Il y a 20 ans, en 2004, dans le cadre de la préparation du cinquantenaire de la bataille de Diên Biên Phu, Pierre Journoud, doctorant à l’époque, et Hugues Tertrais ont co-signé l’ouvrage Paroles de Diên Biên Phu - Les survivants témoignent.
Ce premier ouvrage sur Diên Biên Phu et ses recherches sur cette bataille historique ont offert au jeune chercheur des opportunités telles que la rencontre “inoubliable” avec le Général Vo Nguyên Giap à Hanoï en 2004. “Nous avons eu la chance et l’honneur de rencontrer le Général Giap pour échanger pendant plus d’une heure. Il parlait très bien le français et a rapidement et remarquablement répondu à nos questions“, se souvient Pierre Journoud, décrivant un “grand moment d’émotion”. Il est fier d’avoir remis en personne son livre sur Diên Biên Phu au Général légendaire.

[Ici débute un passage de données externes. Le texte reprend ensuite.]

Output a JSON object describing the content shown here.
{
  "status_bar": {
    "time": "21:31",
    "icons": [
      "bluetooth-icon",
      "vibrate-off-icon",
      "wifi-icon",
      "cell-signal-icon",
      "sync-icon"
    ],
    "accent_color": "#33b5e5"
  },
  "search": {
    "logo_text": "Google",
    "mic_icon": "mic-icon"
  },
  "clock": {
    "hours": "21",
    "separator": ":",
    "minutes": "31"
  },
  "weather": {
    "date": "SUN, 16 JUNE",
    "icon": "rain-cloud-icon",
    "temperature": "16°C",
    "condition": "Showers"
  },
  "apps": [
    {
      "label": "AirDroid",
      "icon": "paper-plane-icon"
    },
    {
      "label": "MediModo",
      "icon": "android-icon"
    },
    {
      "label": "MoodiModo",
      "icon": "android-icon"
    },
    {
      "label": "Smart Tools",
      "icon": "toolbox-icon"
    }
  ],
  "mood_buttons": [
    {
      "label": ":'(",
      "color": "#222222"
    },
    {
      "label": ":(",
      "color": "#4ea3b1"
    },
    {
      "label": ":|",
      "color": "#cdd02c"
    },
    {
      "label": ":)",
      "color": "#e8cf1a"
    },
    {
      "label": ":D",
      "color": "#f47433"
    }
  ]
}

L’historien aguerri confie que, “Diên Biên Phu est comme un fil rouge dans mes recherches. Je ne pensais pas que cela me poursuivrait aussi longtemps”.
En 2019, Pierre Journoud publie son second livre sur Diên Biên Phu : Diên Biên Phu - La fin d’un monde.
À Hanoï dans les prochains jours pour la parution de son premier livre dans sa traduction vietnamienne, 20 ans après la publication en français, l’historien ajoute un beau jalon à sa carrière, en ce 70e anniversaire de la bataille de Diên Biên Phu.
Soixante-dix ans après la bataille de Diên Biên Phu, des milliers de personnes de tout le pays y compris des étrangers sont retournés à Diên Biên. L’ancien champ de bataille est devenu un “musée historique”.
Lieu de pèlerinage
Cédric Schwindt (1er plan), venu de la Meuse (France), et d'anciens combattants vietnamiens à Diên Biên Phu. |
Photo : CS/CVN |
Quelques semaines avant la célébration du 70e anniversaire de la bataille de Diên Biên Phu, Cédric Schwindt, 46 ans, ancien instituteur de la Meuse (France), est arrivé au Vietnam pour “un pèlerinage”, dit-il, dans la ville de Diên Biên Phu. Pour “aller sur les traces de la bataille historique et se recueillir dans les cimetières de Morts de la Patrie des Vietnamiens et le monument commémoratif des soldats français”. À chaque étape, il a déposé des fleurs et prié pour les soldats de différentes religions, musulmans, chrétiens et bouddhistes.
En France, la mémoire des guerres reste importante. On ne les oublie pas, il faut les garder en mémoire pour penser le futur, explique ce diplômé en histoire passionné par le film Diên Biên Phu de Pierre Schoendoerffer. “C’est grâce à ce beau film que j’ai découvert cette bataille historique”.
Au Vietnam, où restent des souvenirs de cette guerre d’Indochine, “je suis surpris qu’on ait fait la paix. Il faut vivre aujourd’hui et penser à demain, m’ont dit plusieurs Vietnamiens. Les guerres nous apprennent malgré tout quelque chose”, se souvient-il.
La bataille de Diên Biên Phu a laissé de grosses traces. C’est une défaite, avec beaucoup de prisonniers, de morts... Pour la vieille génération française, cela reste douloureux. Mais les vétérans aiment le Vietnam, sont contents que la paix soit là car ils aiment les gens d’ici. “La guerre ce n’est pas nous qui décidons. Je suis plus jeune, je voudrais rendre hommage à mes anciens. Je leur ai dit : +J’irai pour vous et je vous rapporterai des photos, on discutera pour soulager un peu les cœurs+”, souligne Cédric Schwindt.